3.1 Le Ministère de l'Agriculture, de l'Elevage et de la Pêche (MAEP) par décret n°97-108/PR du 23 juillet 1997 portant attributions et composition a pour mission la mise en œuvre de la politique du Gouvernement en matière de pêche entre autres et l'élaboration des programmes agricoles et des actions de développement agricole aux plans national et régional. Il est composé, entre autres, de Directions Centrales, Régionales et Préfectorales placées directement sous un Secrétariat Général.

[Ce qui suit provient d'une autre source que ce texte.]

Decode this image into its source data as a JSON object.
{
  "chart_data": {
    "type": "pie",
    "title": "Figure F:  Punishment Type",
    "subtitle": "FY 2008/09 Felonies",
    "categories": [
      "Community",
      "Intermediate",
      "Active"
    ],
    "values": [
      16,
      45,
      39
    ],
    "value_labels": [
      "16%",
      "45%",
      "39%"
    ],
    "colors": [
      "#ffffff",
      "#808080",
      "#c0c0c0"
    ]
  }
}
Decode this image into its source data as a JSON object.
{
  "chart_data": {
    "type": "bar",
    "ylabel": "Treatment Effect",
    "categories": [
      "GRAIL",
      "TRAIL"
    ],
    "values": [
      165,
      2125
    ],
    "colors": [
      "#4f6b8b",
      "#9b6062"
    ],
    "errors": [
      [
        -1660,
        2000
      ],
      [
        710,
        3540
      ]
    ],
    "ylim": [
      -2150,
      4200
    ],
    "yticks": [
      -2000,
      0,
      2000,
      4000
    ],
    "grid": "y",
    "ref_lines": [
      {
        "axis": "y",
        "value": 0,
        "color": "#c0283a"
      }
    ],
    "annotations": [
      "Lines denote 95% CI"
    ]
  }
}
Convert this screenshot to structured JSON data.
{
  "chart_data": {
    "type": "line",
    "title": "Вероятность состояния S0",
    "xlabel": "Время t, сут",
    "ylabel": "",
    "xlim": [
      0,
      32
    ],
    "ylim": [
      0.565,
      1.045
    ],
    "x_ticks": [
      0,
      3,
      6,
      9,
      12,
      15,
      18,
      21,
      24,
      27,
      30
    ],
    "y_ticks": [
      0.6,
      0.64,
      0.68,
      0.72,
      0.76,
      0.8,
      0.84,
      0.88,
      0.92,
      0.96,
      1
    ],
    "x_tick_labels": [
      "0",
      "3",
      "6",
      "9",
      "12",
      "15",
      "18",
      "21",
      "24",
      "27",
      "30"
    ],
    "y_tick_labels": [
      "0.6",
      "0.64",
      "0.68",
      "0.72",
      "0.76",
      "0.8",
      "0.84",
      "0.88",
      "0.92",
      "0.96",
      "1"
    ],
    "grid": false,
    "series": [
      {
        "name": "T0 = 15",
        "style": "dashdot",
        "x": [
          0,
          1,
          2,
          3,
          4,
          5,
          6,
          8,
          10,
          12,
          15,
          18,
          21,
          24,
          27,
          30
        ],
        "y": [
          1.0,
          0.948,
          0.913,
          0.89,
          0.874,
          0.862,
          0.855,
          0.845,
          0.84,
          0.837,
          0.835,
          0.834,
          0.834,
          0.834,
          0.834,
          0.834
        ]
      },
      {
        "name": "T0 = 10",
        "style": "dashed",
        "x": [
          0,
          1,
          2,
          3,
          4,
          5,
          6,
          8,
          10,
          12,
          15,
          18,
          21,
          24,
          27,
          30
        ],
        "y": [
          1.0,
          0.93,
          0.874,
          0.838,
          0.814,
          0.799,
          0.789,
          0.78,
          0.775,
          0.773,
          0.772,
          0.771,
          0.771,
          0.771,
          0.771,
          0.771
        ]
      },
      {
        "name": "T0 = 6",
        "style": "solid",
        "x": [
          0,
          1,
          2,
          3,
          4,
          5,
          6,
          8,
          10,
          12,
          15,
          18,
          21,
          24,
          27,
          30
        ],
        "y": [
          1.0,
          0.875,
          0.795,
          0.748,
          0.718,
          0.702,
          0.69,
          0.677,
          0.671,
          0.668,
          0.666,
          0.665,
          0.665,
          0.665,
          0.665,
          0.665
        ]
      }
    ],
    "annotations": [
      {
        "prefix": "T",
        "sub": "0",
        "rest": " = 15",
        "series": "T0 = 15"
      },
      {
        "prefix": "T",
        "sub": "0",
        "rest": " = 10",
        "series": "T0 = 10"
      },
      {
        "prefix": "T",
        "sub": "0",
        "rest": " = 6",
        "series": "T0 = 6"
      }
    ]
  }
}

3.2 La Direction de l'Elevage et de la Pêche

Située au niveau central, la Direction de l'Elevage et de la Pêche (DEP), dépendant directement du Secrétariat Général du MAEP, définit les mesures d'aménagement des pêcheries, suit leur mise en œuvre et en collaboration avec la Direction de la Planification et des Ressources Humaines (DPRH), l'Institut de Conseil et d'Appui Technique (ICAT) et l'Institut Togolais de la Recherche Agronomique (ITRA) définit la politique en matière de planification du secteur des pêches.

Le contact électronique de la Direction de l'Elevage et de la Pêche en charge de l'administration des pêches est : " sonhaye@bibway.Com "

3.3 La Division de la Promotion des Pêches et de l'Aquaculture (DPPA), l'une des trois divisions de la DEP, est chargée de la coordination de toutes les activités de promotion des pêches et de l'aquaculture dont l'étude et l'élaboration de toutes les mesures de production à travers des programmes et projets de développement de pêche, de conservation, de protection et d'aménagement des ressources halieutiques et le suivi de leur application.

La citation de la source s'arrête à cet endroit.